The dealer eyed the bets and then the markers and said mournfully,
“Little over four grand for you. Two hundred and eighty bucks for the
lady.”

“Holy Jesus,” exclaimed Callahan.

“We’ll cash out now,” said Archer, giving the dealer a dead stare.

The man slowly counted out a number of regular casino chips. He slid a
small pile to Callahan and a far larger stack to Archer.

Archer took his stacks of chips, split them evenly, and handed one stack
to Callahan.

“What are you doing?” she said, bug-eyed. “You won those, not me.”

“I just followed your bet, Liberty. I would’ve won nothing except for
you. So a fifty-fifty split seems fair.” He lit a Lucky Strike and eyed the
dealer through the mist. “After all, it was free money.”

“Do you . . . ? I mean, are you . . . ? Oh, Archer.” She kissed him again,
this time on the cheek and not with as much fury, so he held firm in his seat.

The dealer said, “Hey, look, the night’s young. You folks sure you won’t
let me try to win some of that back? My boss ain’t gonna be happy with
me.”

Archer flipped him a fifty-dollar chip. “He might still be unhappy. But
you won’t be, amigo.”

The man caught the chip and looked surprised. “Didn’t figure you for a
class act. My mistake, buddy.”

“I think you figured me just right, but four grand can bring class to any
bum.”

After Archer and Callahan reclaimed their hats from the hat check girl,
they turned chips into dollars at the cashier’s desk, and Archer carefully
folded the money over and put it through a slit in his hat’s lining.
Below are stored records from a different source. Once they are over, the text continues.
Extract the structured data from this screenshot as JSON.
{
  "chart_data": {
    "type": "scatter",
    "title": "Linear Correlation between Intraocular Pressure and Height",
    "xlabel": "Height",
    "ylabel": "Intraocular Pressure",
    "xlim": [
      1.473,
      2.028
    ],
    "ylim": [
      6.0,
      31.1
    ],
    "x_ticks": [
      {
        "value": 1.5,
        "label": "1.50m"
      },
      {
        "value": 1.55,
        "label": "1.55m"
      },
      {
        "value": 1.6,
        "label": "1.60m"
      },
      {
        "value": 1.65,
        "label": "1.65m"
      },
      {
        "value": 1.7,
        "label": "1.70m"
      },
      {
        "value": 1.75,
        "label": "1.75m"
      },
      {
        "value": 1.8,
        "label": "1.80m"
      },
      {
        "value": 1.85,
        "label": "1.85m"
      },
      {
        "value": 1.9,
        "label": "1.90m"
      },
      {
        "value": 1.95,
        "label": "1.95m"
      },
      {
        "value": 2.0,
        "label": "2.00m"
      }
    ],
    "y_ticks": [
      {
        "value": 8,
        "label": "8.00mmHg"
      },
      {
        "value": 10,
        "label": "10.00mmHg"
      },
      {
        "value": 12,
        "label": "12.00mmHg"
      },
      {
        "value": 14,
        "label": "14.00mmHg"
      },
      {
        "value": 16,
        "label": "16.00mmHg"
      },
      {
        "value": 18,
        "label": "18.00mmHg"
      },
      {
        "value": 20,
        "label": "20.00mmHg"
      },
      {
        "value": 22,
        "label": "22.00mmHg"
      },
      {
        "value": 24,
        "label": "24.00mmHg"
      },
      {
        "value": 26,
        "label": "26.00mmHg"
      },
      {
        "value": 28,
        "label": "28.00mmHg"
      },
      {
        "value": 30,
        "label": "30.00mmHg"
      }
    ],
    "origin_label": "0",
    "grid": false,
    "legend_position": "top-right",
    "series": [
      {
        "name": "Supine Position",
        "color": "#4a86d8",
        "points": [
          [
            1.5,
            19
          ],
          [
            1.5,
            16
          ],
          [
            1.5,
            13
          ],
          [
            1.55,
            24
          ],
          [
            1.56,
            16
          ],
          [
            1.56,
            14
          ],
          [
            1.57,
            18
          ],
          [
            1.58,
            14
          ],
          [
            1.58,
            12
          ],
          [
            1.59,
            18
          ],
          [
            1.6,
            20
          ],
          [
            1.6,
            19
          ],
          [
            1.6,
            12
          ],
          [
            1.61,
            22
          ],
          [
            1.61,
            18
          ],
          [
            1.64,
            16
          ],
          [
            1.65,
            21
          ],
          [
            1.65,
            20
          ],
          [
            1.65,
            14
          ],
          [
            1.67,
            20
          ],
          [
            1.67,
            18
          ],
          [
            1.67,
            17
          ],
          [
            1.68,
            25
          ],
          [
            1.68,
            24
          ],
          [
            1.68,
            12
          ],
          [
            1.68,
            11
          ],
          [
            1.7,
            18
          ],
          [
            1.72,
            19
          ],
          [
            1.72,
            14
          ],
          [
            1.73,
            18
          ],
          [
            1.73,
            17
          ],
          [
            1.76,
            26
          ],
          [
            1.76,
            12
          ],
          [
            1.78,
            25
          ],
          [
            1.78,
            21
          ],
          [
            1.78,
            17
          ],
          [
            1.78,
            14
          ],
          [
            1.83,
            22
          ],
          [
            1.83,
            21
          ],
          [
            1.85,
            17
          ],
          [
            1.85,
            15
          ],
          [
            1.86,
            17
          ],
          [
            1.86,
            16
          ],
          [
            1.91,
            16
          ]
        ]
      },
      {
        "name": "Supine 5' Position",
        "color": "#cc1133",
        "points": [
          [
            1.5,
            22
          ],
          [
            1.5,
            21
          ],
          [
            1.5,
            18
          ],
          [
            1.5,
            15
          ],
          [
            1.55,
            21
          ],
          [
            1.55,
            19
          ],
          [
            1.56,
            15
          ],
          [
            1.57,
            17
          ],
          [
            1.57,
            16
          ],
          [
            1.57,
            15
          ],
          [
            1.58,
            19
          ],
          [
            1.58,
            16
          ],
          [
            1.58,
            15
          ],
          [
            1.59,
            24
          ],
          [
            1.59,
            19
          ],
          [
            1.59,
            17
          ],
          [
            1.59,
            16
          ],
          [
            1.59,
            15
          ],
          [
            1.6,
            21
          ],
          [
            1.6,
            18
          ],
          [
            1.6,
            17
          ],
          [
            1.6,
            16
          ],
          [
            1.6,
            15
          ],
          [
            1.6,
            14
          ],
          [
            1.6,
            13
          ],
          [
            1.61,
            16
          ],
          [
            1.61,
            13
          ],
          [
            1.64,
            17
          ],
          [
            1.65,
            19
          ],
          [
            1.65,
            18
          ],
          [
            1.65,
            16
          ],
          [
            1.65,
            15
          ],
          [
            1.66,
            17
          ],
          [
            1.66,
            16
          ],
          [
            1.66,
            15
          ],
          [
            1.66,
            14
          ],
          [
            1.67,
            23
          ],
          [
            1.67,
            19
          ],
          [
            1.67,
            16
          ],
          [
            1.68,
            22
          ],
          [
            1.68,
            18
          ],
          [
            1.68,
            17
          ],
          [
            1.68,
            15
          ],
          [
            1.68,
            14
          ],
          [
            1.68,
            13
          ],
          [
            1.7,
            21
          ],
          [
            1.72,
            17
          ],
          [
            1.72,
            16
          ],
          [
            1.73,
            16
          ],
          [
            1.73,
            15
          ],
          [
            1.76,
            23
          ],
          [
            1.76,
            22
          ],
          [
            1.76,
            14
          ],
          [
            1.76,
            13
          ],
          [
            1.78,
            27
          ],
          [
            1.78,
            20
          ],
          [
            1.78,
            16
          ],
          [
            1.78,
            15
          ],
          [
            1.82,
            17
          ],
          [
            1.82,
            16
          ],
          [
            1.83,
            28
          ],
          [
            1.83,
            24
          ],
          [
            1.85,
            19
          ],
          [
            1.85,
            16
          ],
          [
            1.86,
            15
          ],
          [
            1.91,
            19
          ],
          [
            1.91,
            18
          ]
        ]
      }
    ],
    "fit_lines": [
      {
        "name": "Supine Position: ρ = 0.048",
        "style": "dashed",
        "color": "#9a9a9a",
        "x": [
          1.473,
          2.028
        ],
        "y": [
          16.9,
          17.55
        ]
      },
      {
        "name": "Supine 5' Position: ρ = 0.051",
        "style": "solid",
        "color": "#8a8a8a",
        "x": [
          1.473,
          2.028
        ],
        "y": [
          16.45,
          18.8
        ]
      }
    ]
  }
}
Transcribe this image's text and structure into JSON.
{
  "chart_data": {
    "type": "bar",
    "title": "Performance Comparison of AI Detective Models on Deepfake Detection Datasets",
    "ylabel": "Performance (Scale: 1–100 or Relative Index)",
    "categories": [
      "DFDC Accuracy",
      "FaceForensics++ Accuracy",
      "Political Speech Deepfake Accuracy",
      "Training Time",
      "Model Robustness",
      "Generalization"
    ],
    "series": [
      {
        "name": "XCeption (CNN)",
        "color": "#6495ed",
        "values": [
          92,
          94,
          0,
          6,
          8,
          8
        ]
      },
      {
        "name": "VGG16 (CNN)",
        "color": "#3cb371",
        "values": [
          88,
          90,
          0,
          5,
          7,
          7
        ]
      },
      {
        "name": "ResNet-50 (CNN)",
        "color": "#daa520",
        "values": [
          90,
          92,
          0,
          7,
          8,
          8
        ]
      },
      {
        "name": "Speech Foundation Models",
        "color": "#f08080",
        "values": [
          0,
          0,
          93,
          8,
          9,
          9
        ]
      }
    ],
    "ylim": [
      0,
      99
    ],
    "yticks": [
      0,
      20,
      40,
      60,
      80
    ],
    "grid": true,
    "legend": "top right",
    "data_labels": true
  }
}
Callahan’s
stash disappeared into her purse.

“How about a drink?” she said. “To celebrate? On me? Not here. They
water everything down. I know a place.”

He studied her for so long she finally said, “What!”

“Works for me.”

“What took you so long?”

“The guy usually does the asking, not the girl.”

“Well, I’m the other way around, Archer. You hang around me long
enough, you’ll figure that out.”

“Maybe I will. Or maybe I won’t. But let’s go get that drink,” he added
with a measure of calm bordering on ambivalence.

“You’re a strange bird. Most folks after winning all that would be sort of
giddy.”

“I don’t think I have any giddy left.”